For the first time, mental health is being recognized as a priority by world leaders and is part of the UN’s Sustainable Development Goals. This year, we have a real chance to seize the agenda and make change happen to help prevent more avoidable deaths. We have a moral and social responsibility to share our knowledge, learn from others, and engage in global discussions to improve mental health.
The British Prime Minister, Theresa May, recently announced the Government’s campaign to improve mental health treatment and support in the UK. How will Mental Health First Aid England work with the Government to achieve these important goals?

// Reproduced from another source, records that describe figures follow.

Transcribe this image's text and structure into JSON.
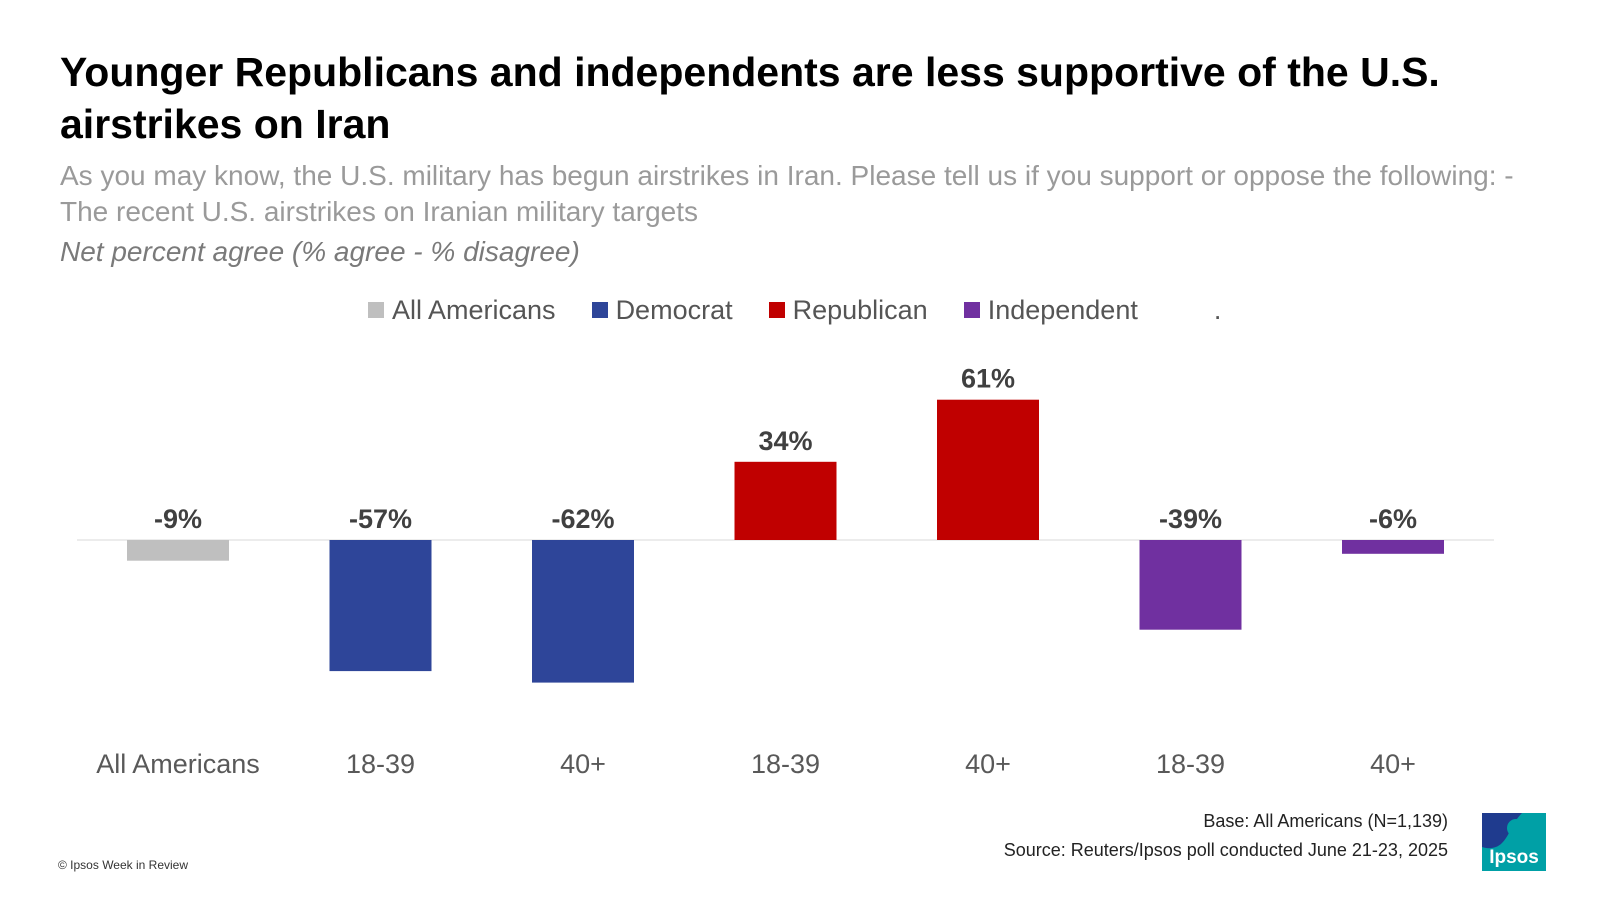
{
  "title": "Younger Republicans and independents are less supportive of the U.S. airstrikes on Iran",
  "subtitle": "As you may know, the U.S. military has begun airstrikes in Iran. Please tell us if you support or oppose the following: - The recent U.S. airstrikes on Iranian military targets",
  "measure": "Net percent agree (% agree - % disagree)",
  "legend": [
    {
      "label": "All Americans",
      "color": "#bfbfbf"
    },
    {
      "label": "Democrat",
      "color": "#2e4599"
    },
    {
      "label": "Republican",
      "color": "#c00000"
    },
    {
      "label": "Independent",
      "color": "#7030a0"
    }
  ],
  "legend_trailing": ".",
  "chart_data": {
    "type": "bar",
    "categories": [
      "All Americans",
      "18-39",
      "40+",
      "18-39",
      "40+",
      "18-39",
      "40+"
    ],
    "groups": [
      "All Americans",
      "Democrat",
      "Democrat",
      "Republican",
      "Republican",
      "Independent",
      "Independent"
    ],
    "values": [
      -9,
      -57,
      -62,
      34,
      61,
      -39,
      -6
    ],
    "labels": [
      "-9%",
      "-57%",
      "-62%",
      "34%",
      "61%",
      "-39%",
      "-6%"
    ],
    "colors": [
      "#bfbfbf",
      "#2e4599",
      "#2e4599",
      "#c00000",
      "#c00000",
      "#7030a0",
      "#7030a0"
    ],
    "ylim": [
      -75,
      75
    ],
    "grid": false,
    "legend_position": "top"
  },
  "notes": {
    "base": "Base: All Americans (N=1,139)",
    "source": "Source: Reuters/Ipsos poll conducted June 21-23, 2025"
  },
  "copyright": "© Ipsos Week in Review",
  "logo": {
    "text": "Ipsos",
    "color": "#00a0a6",
    "accent": "#1f3b8e"
  }
}
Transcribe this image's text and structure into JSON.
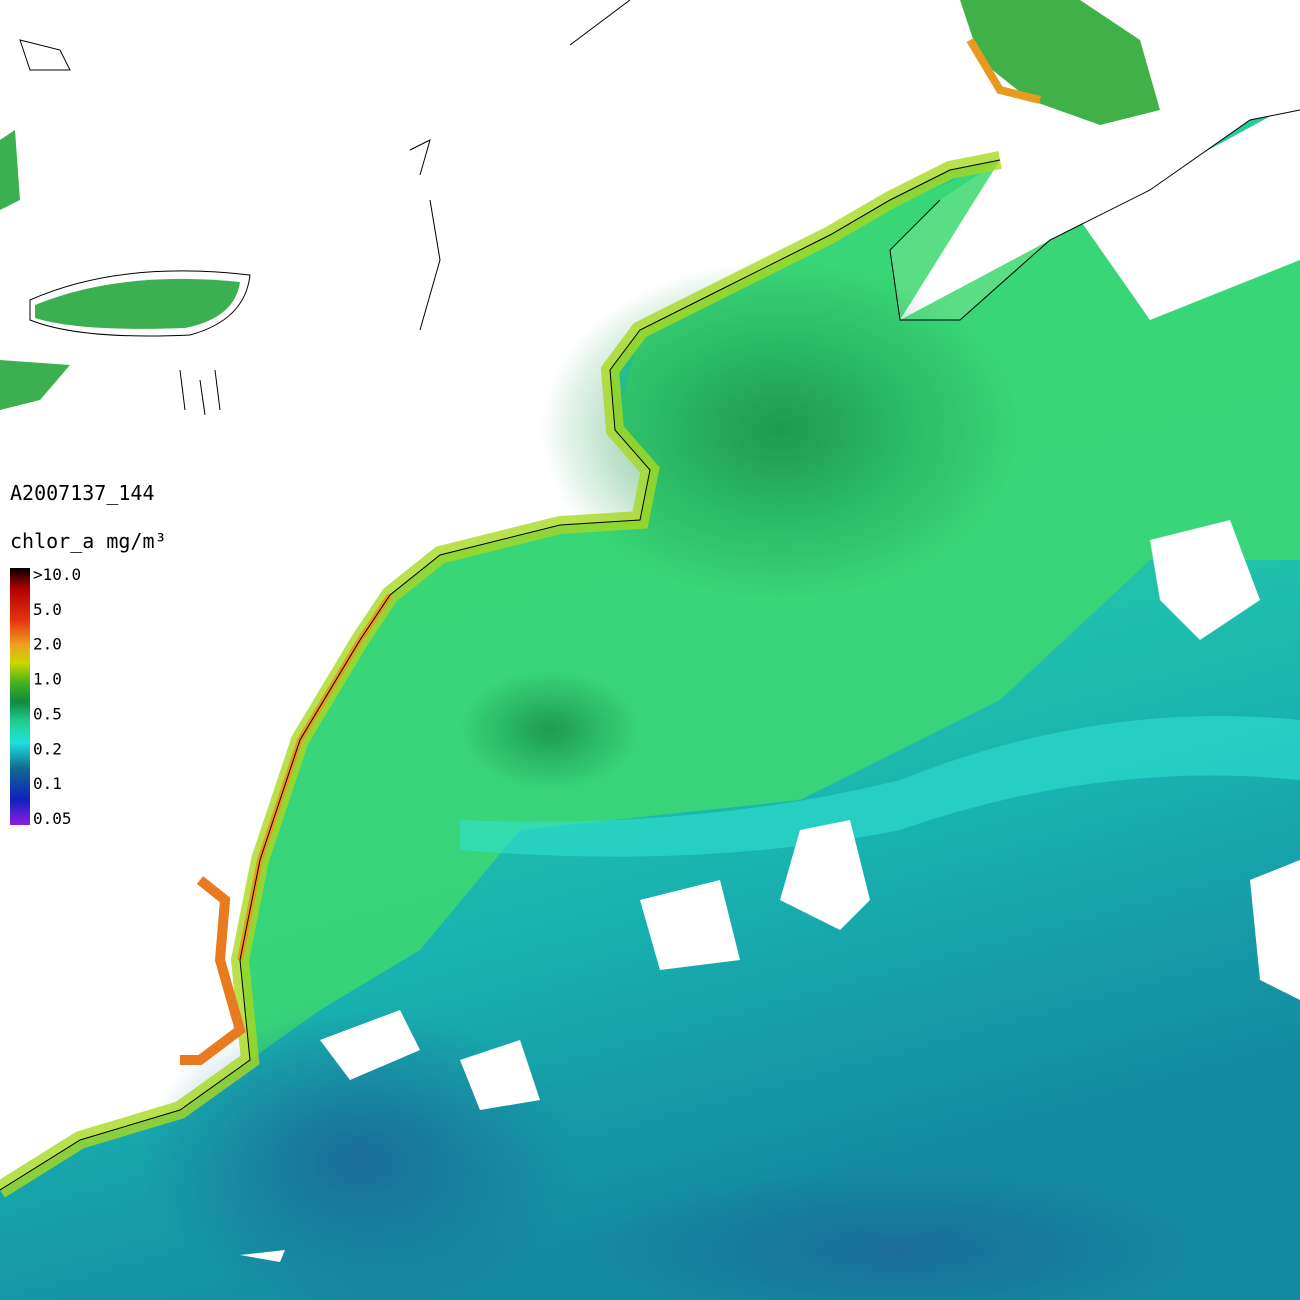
{
  "granule_id": "A2007137_144",
  "legend": {
    "title": "chlor_a mg/m³",
    "labels": [
      ">10.0",
      "5.0",
      "2.0",
      "1.0",
      "0.5",
      "0.2",
      "0.1",
      "0.05"
    ]
  }
}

The Prime Minister’s commitment that secondary schools across England will have at least one member of staff trained as a Mental Health First Aider is just incredible news.
It’s estimated that 3 children in every classroom will have a clinically diagnosable mental health issue – this initiative will make a difference to those children. It’ll mean teachers can spot common signs and triggers of mental health issues, and give them the confidence and skills to support them and get them help. It’s just one part of what children need, along with counselling and CAMHS services, but it is progress.
There are already 25,000 people in England trained in Youth Mental Health First Aid and we very much welcome the commitment by government to increase the number of people skilled to support a young person who might be experiencing a mental health issue.
We’ll be supporting the Government in rolling out this Youth MHFA to schools using our nationwide network of instructors.
What are you hoping the Government’s commitment to improving mental health support will achieve?
Mental ill health in young people is a growing health concern, with half of all lifetime cases of mental health issues starting by the age of 14. This move from the Prime Minister means that we’ll be treating children’s mental health as seriously as we do their physical health.
Currently, only around a quarter of people who need treatment for mental ill health receive it: with access to a Mental Health First Aider we can provide early intervention in guiding a young person to the support they need.
The Government’s review into mental health in the workplace is very welcome, too. Work-related mental health issues cost businesses and the economy billions of pounds every year. Research shows that a majority of line managers want to do more to support employee wellbeing but don’t feel they know how. While there are a number of measures the Government could, and should, take, we hope that they recognize the value of a Mental Health First Aider in every workplace just as they do a physical first aider. In our tenth anniversary year, we’re aiming to make that happen.